L’infirmier : Oui, ok c’est une façon de voir les choses, mais on recycle et je ne suis pas responsable de tous les malheurs du monde.

Le Monsieur : On recycle une infime partie, l’or, l’argent, le cuivre mais le reste coute trop cher et est perdu. Mais cela nous écarte du sujet et d’un autre aspect qui touche plus particulièrement les EHS. Vous connaissez Henry Laborit, ses expériences sur les rats et son livre « Eloge de la fuite » ?

L’infirmier : Comme tout le monde, je me souviens d’un film qu’on devait voir durant mes études « Mon Oncle d’Amérique » avec Depardieu et Brialy. Ils faisaient des expériences sur des rats dans une cage, mais je ne vois pas bien le rapport avec vos ondes.
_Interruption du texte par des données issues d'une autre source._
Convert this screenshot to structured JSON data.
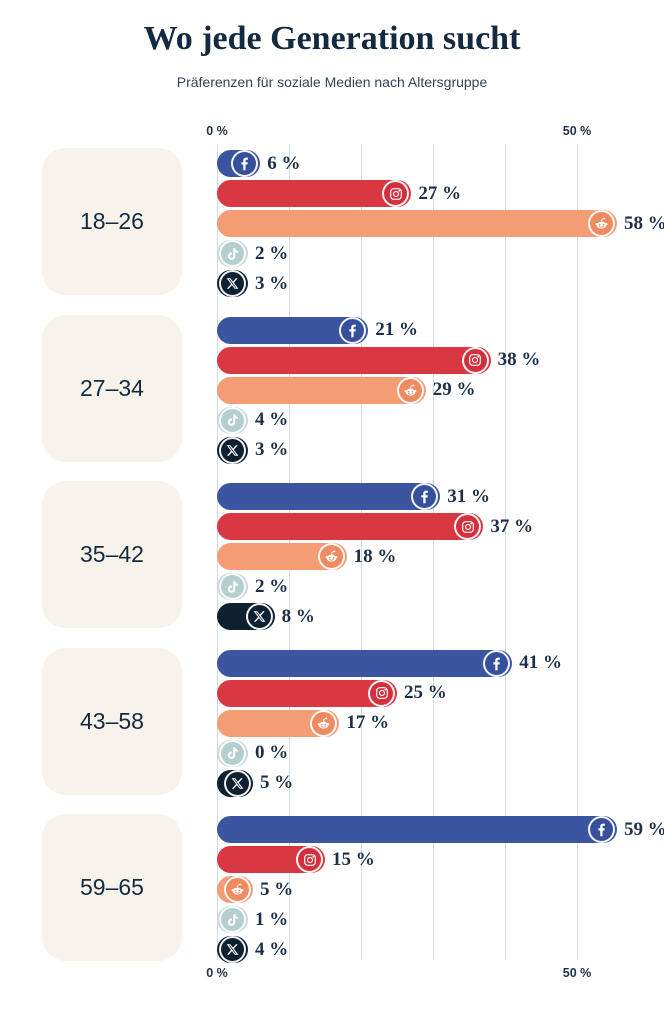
{
  "chart_data": {
    "type": "bar",
    "orientation": "horizontal",
    "title": "Wo jede Generation sucht",
    "subtitle": "Präferenzen für soziale Medien nach Altersgruppe",
    "categories": [
      "18–26",
      "27–34",
      "35–42",
      "43–58",
      "59–65"
    ],
    "series": [
      {
        "name": "Facebook",
        "icon": "facebook-icon",
        "color": "#3c55a0",
        "icon_color": "#36509b",
        "values": [
          6,
          21,
          31,
          41,
          59
        ]
      },
      {
        "name": "Instagram",
        "icon": "instagram-icon",
        "color": "#d93843",
        "icon_color": "#d32f3d",
        "values": [
          27,
          38,
          37,
          25,
          15
        ]
      },
      {
        "name": "Reddit",
        "icon": "reddit-icon",
        "color": "#f49c74",
        "icon_color": "#ef8a61",
        "values": [
          58,
          29,
          18,
          17,
          5
        ]
      },
      {
        "name": "TikTok",
        "icon": "tiktok-icon",
        "color": "#c6dad8",
        "icon_color": "#b3cfce",
        "values": [
          2,
          4,
          2,
          0,
          1
        ]
      },
      {
        "name": "X",
        "icon": "x-icon",
        "color": "#0f2030",
        "icon_color": "#0f2030",
        "values": [
          3,
          3,
          8,
          5,
          4
        ]
      }
    ],
    "value_suffix": " %",
    "axis_ticks": [
      {
        "label": "0 %",
        "percent": 0
      },
      {
        "label": "50 %",
        "percent": 50
      }
    ],
    "gridlines_percent": [
      0,
      10,
      20,
      30,
      40,
      50
    ],
    "xlim": [
      0,
      62
    ],
    "legend": "none",
    "grid": "vertical"
  }
}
Le Monsieur : C’est bien, vous semblez moins bête que je ne pensais. Pour vous résumer, un rat dans une cage est soumis à un stress électrique, s’il peut fuir, il ne génère pas de séquelles neurologiques, s’il peut se battre et dominer un congénère, idem, il s’en sort, mais s’il est seul et doit subir la décharge, il va subir et son système immunitaire va le conduire vers de l’auto-dégénérescence, il va déprimer et mourir.
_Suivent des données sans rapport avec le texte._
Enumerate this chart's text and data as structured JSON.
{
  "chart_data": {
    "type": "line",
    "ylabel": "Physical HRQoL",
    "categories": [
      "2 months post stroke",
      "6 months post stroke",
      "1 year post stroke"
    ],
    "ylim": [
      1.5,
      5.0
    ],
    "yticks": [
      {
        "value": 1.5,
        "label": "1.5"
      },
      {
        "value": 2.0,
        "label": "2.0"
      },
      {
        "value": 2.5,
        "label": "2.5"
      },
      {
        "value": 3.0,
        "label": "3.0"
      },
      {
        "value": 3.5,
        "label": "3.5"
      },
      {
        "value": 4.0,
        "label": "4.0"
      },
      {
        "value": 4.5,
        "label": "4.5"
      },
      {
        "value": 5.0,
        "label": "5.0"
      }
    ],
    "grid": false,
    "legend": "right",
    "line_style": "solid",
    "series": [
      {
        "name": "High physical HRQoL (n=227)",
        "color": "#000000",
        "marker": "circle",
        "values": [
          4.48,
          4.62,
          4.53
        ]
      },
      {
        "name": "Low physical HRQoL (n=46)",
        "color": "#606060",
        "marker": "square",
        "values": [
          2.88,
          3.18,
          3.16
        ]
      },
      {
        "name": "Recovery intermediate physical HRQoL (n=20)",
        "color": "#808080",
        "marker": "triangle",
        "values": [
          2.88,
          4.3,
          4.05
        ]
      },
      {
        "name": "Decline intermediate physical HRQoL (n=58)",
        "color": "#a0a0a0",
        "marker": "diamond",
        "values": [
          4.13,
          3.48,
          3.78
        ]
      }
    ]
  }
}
L’infirmier :  Oui, je sais tout cela, mais je ne vois toujours pas le rapport avec les ondes, expliquez-moi.

Le Monsieur : Un EHS, dans ce monde actuela perdu toute opportunitéde fuir, les ondes sont partout, surtout en milieu urbain. Il ne peut pas se battre, c’est contraire à son éducation et puis contre qui se battre ? Il va donc désespérer et attraper des tas de maladie que son système immunitaire déprimé ne va plus combattre. Sa seule issue est de disparaitre et de mourir. Moi, j’ai trouvé, avec cette bombe électro magnétique, un moyen de me battre et de ne pas déprimer. Je me bats contre un système, une technologie. Vous comprenez maintenant pourquoi je vais appuyer sur ce bouton.

Conte de Noël pour EHS

Joseph l’Acoustimeter déambulait accompagné de Marie Cornet depuis des mois dans tout le pays à la recherche d’un lieu Où Marie Cornet pourrait mettre au monde sa progéniture en toute sécurité à l’abri des ondes. La date de la délivrance était proche mais ils n’avaient toujours pas trouvé d’endroit où s’arrêter. En effet depuis plusieurs années la reine ICNIRP régnaient en maître et édictaient les normes minimales nécessaires au développement illimité des technologies sans fil.

Marie Cornet ne se plaignait jamais, elle suivait docilement Joseph l’Acoustimeter en faisant confiance à sa sensibilité. Leurs diodes lumineuses s’affichaient en orange/rouge en permanence et les souffrances physiques et psychologiques étaient à la hauteur de la couleur de leurs diodes. La pile de Marie Cornet commençait à présenter des signes de faiblesse, elle ne pourrait bientôt plus avancer.

Un soir de fin décembre, perdus sur un chemin forestier en bordure de la frontière française, ils aperçurent une sorte d’étable au loin avec des faibles lueurs vertes. Ils décidèrent dans un dernier effort de s’approcher du lieu.

Arrivés devant l’étable, ils purent voir un Esmog Spion avec de grandes antennes en guise d’oreille. Ses diodes étaient soit éteintes soit légèrement vertes. Il était sous une structure en PVC cubique recouverte de ce qui semblait être une toile métallique micro-perforée. Au-dehors de cet abri les diodes de Joseph Acoustimeter étaient faiblement jaunes. L’âne Esmog invita notre couple à venir s’abriter sous la toile métallique. Il n’était pas seul, il était accompagné d’un bœuf Aaronia Spectran avec un écran à la place des diodes, il devait être très âgé.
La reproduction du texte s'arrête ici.